„Bei der Entwicklung von neuen Produkten in den Bereichen der pflegenden und dekorativen Kosmetik kann auf Tierversuche völlig verzichtet werden.“
Damit verweist das Unternehmen Jafra Cosmetics , München, auf die positiven Erfahrungen, die es seit 1978 in der Produktentwicklung gemacht hat. Damals hatte Jafra Cosmetics beschlossen, weltweit keine Neuentwicklungen mehr zu planen , für die Tierversuche erforderlich sind.

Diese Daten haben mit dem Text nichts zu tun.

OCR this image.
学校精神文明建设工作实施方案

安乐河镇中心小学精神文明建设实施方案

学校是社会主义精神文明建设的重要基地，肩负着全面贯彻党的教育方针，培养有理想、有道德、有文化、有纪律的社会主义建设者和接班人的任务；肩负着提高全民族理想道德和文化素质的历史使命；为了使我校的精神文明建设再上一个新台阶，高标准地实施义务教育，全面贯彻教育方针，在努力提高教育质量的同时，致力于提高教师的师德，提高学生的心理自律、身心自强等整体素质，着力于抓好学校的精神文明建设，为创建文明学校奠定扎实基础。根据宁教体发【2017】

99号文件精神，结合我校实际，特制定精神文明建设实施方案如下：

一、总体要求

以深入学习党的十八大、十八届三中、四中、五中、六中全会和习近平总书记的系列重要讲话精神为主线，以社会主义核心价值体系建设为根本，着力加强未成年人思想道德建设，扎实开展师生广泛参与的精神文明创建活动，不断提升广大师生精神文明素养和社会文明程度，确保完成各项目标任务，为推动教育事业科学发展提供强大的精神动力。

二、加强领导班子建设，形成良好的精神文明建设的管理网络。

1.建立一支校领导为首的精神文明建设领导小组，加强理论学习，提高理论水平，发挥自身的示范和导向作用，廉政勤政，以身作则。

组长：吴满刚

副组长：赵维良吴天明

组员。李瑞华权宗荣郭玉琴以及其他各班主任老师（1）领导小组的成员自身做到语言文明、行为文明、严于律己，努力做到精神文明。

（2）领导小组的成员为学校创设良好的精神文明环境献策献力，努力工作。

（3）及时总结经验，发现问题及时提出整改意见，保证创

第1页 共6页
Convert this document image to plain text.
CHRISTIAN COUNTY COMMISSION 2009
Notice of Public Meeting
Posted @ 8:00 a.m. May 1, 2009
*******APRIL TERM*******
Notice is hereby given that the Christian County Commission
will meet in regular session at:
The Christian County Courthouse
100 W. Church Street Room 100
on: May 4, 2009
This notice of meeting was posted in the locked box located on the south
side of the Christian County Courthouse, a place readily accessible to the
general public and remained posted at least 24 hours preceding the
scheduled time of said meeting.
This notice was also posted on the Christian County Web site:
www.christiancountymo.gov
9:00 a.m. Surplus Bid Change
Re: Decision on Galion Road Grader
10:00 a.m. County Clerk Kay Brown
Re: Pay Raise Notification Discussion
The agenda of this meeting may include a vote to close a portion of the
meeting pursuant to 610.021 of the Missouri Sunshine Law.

Für diesen Schritt wurde Jafra von der US – Tierschutzorganisation PETA gelobt.
So ist keines der heute in Deutschland verkauften Jafra Produkte an Tieren getestet worden.
Zwar sind Kosmetikunternehmen dem Kunden und dem Gesetzgeber gegenüber verpflichtet , die Sicherheit , Unschädlichkeit und Wirksamkeit von Produkten durch anerkannte Tests zu gewährleisten. Deswegen kamen mit dem Fortschritt in der Kosmetikbranche zunehmend Stoffe zum Einsatz, deren Unschädlichkeit in Tierversuchen bewiesen werden mußte.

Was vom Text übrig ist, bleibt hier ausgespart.